DEAR MR. SHACKELFORD: There has been no steam in the third-floor editorial rooms this afternoon. Somebody must be responsible for this brutal neglect, which is of so frequent occurrence that forbearance has ceased to be a virtue. I appeal to you in the hope that you will be able to correct the outrage. Does it not seem an injustice that the writers of this paper should be put at the mercy of sub-cellar hands, who are continually demonstrating their incompetency for the work which they are supposed to do and for which they are paid?

Yours truly,

EUGENE FIELD.
January 11, 1887.

To those familiar with the internal economy of newspaper offices it will be no news to learn that death by freezing in the editorial rooms would be regarded as a matter of small moment compared to a temperature in the press room that chilled the printing ink in the fountains to the slow consistency of molasses in January.

To return to the furnishing of the room in which Field did the greater part of his work for the Morning News. Originally it did not boast a desk. A pine table with two drawers was considered good enough for the most brilliant paragrapher in the United States, and, for all he cared, so it was. He had no special use for a desk, for at that time he carried his library in his head and wrote on his lap. I am happy in being able to present in corroboration of this a study of Eugene Field at work, drawn from life by his friend, J.L. Sclanders, then artist for the News, and also the copy of a blue print photograph, on the back of which Field wrote, "And they call this art!"

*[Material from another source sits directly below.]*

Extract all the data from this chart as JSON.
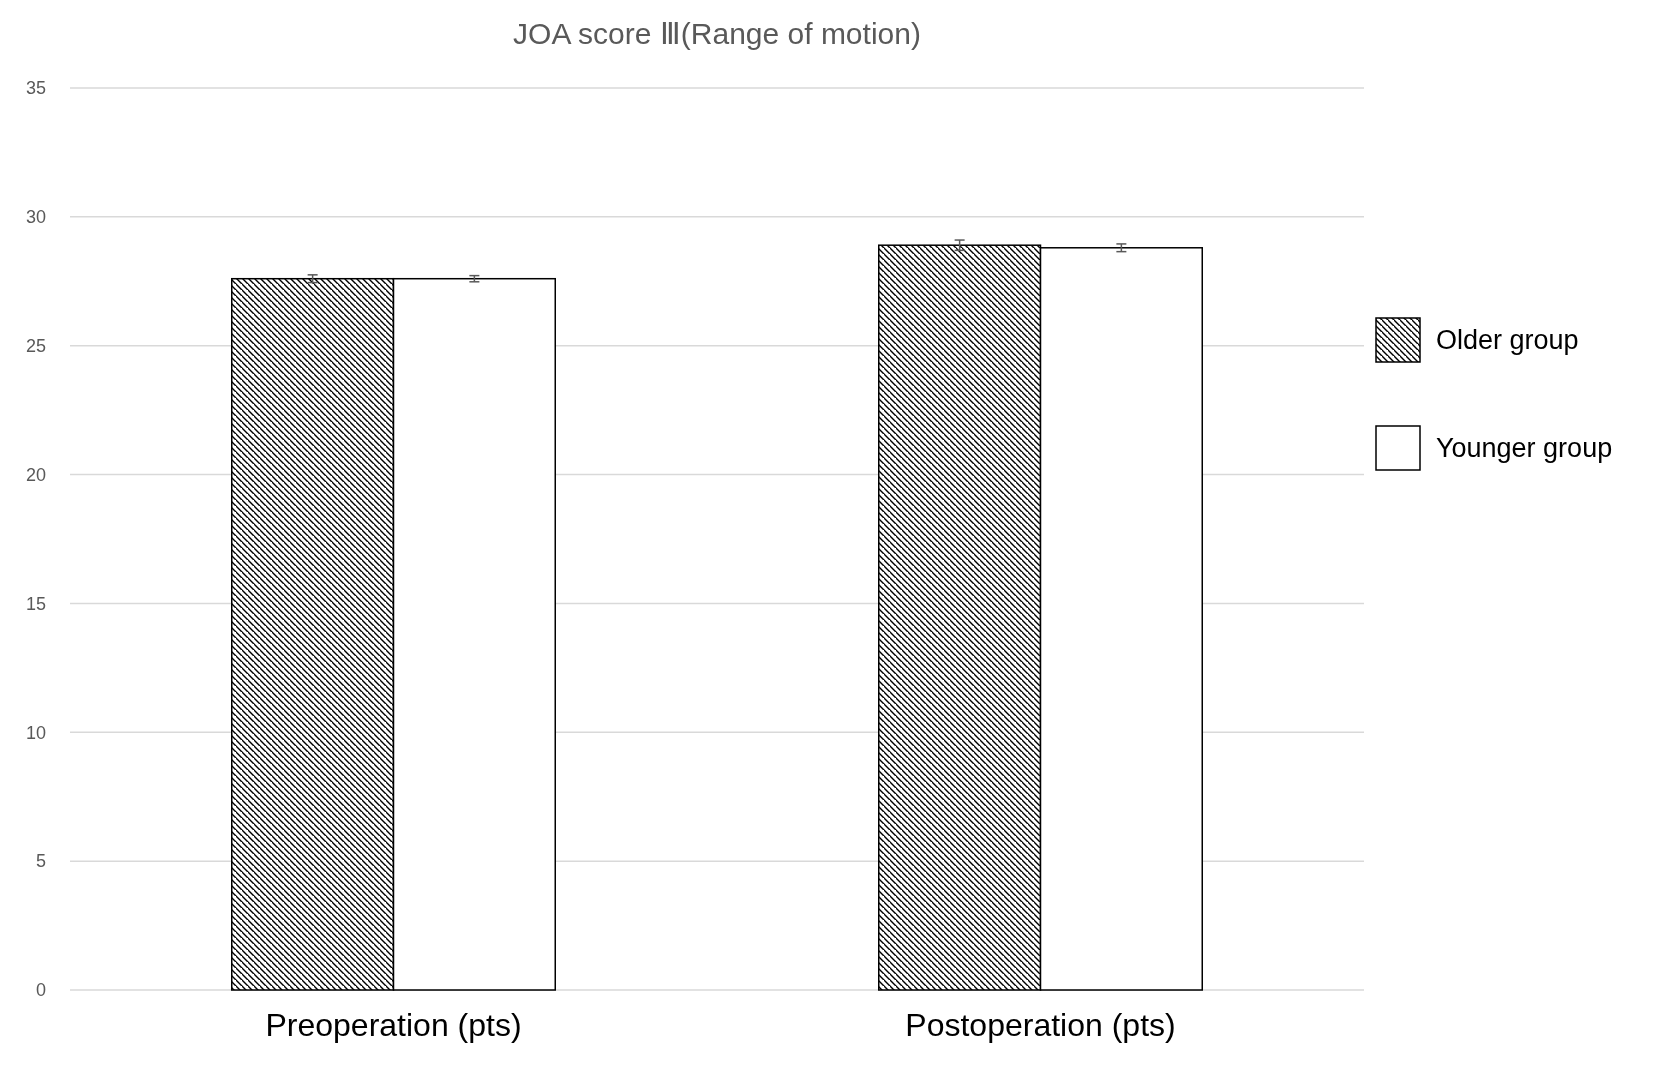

In explanation of these pictures, both true to life when made, it should be said that, except when there was no steam on, Field almost invariably wrote in his shirt-sleeves, generally with his waistcoat unbuttoned and his collar off, and always with his feet crossed across the corner of the desk or table. One of the first things he did on coming to the office was to take off his shoes and put on a pair of slippers with no counters around the heels, so that they slapped along the floor as he walked and hung from his toes as he wrote.

Why Field always rolled up the bottoms of his trousers on coming into the office and turned them down when he went out, I do not remember to have known. Probably it was partly on account of his contradictory nature, and partly to save the trousers from dragging, for the unloosening of his "vest" was always attended by the unbuttoning of his suspenders to permit of his sitting with greater ease upon the curve of his spine. But why he should have rolled his trousers half way up to the knee passes my comprehension, as the reason has passed from my memory, if I ever knew it.

For a long time a rusty old carpenter's saw hung on the wall of his "boudoir." Beside it were some burglars' implements, and subsequently a convict's suit hanging to a peg excited the wonder of the curious and the sarcasm of the ribald.